Entre théorie et pratique, les origines de l’économie circulaire
Dans la littérature académique, la plupart des chercheurs en gestion considèrent que le concept d’économie circulaire a été utilisé pour la première fois par les économistes de l’environnement Pearce et Turner en 1990 dans leur ouvrage Economics of Natural Resources and the Environment. Toutefois, il convient de noter que quelques auteurs font remonter l’origine du concept au XVIIIe siècle (Martins, 2016; Murray, Skene, & Haynes, 2017; Reike, Vermeulen, & Witjes, 2018), se référant ainsi au Tableau économique de Quesnay datant de 1758 et portant sur la création de valeur circulaire dans le système agricole. C’est notamment le cas de Sraffa qui indique que « c’est bien-sûr dans le Tableau économique de Quesnay que l’on trouve la conception originelle du système de production et de consommation en tant que processus circulaire, il s’agit d’un contraste saisissant avec la vision présentée dans la théorie moderne d’un chemin à sens unique partant des ‘facteurs de production’ vers les ‘biens de consommations’ » (Sraffa, 1960, p. 93).

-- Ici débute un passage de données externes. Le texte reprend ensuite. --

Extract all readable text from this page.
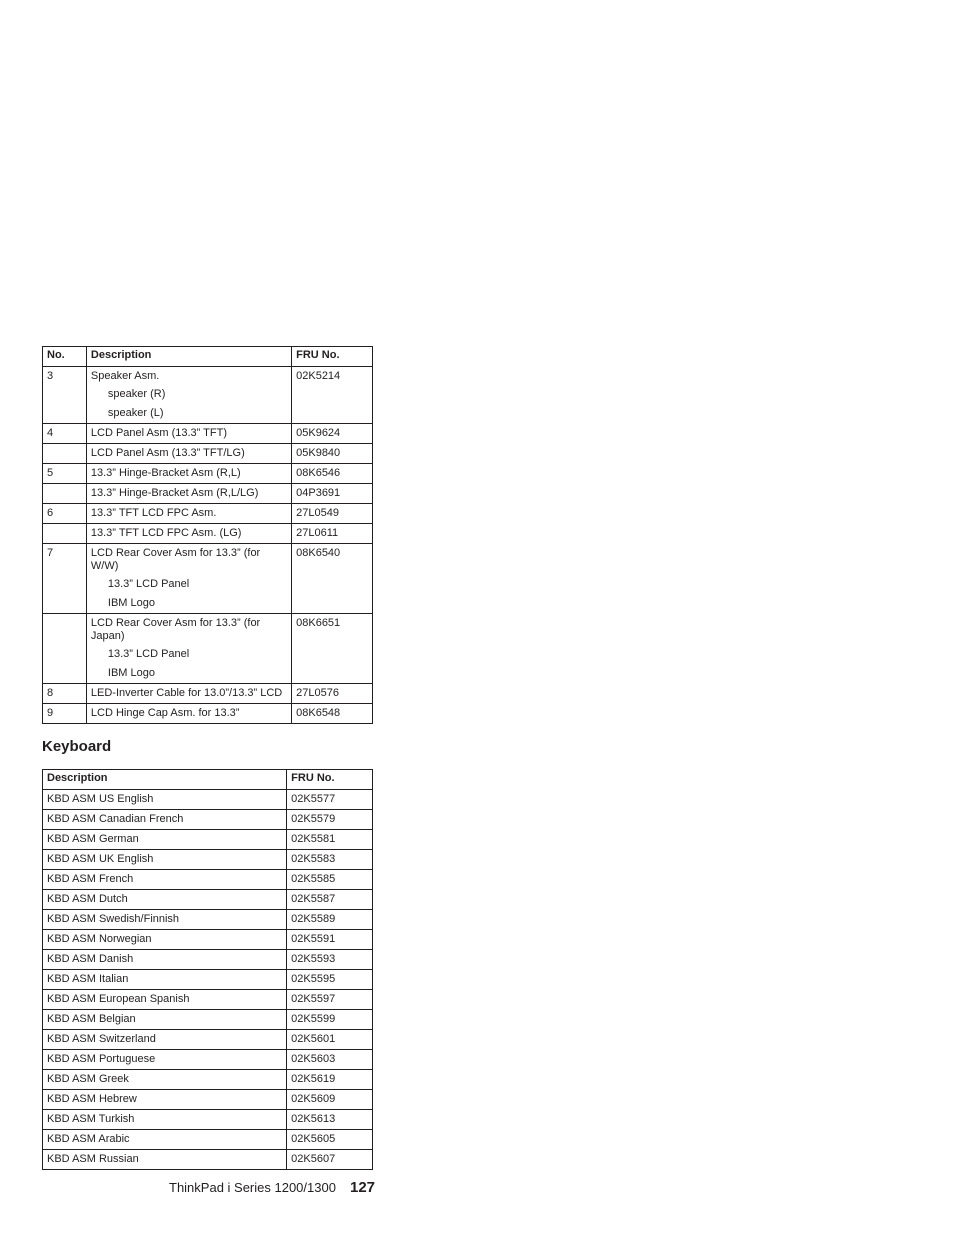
No.	Description	FRU No.
3	Speaker Asm.
speaker (R)
speaker (L)	02K5214
4	LCD Panel Asm (13.3” TFT)	05K9624
	LCD Panel Asm (13.3” TFT/LG)	05K9840
5	13.3” Hinge-Bracket Asm (R,L)	08K6546
	13.3” Hinge-Bracket Asm (R,L/LG)	04P3691
6	13.3” TFT LCD FPC Asm.	27L0549
	13.3” TFT LCD FPC Asm. (LG)	27L0611
7	LCD Rear Cover Asm for 13.3” (for W/W)
13.3” LCD Panel
IBM Logo	08K6540
	LCD Rear Cover Asm for 13.3” (for Japan)
13.3” LCD Panel
IBM Logo	08K6651
8	LED-Inverter Cable for 13.0”/13.3” LCD	27L0576
9	LCD Hinge Cap Asm. for 13.3”	08K6548
Keyboard
Description	FRU No.
KBD ASM US English	02K5577
KBD ASM Canadian French	02K5579
KBD ASM German	02K5581
KBD ASM UK English	02K5583
KBD ASM French	02K5585
KBD ASM Dutch	02K5587
KBD ASM Swedish/Finnish	02K5589
KBD ASM Norwegian	02K5591
KBD ASM Danish	02K5593
KBD ASM Italian	02K5595
KBD ASM European Spanish	02K5597
KBD ASM Belgian	02K5599
KBD ASM Switzerland	02K5601
KBD ASM Portuguese	02K5603
KBD ASM Greek	02K5619
KBD ASM Hebrew	02K5609
KBD ASM Turkish	02K5613
KBD ASM Arabic	02K5605
KBD ASM Russian	02K5607
ThinkPad i Series 1200/1300 127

On peut aussi trouver des traces de la notion de « systèmes clos » dès les travaux de Boulding (1966). En effet, selon Boulding, la Terre est un système clos, semblable à un vaisseau spatial effectuant un très long voyage et disposant de ressources limitées. Dans son article, Boulding met l’accent sur l’importance des interactions entre l’économie et l’environnement en accordant une importance particulière aux aspects comportementaux. Pour lui, un changement de paradigme économique est une nécessité pour maintenir la vie humaine sur Terre et s’adapter aux contraintes d’un système fermé. Dans sa vision, le succès économique ne doit pas être mesuré par le niveau de production mais plutôt par la nature, l’étendue, la qualité et la complexité des ressources disponibles sur la Terre, ce qui inclut les êtres humains.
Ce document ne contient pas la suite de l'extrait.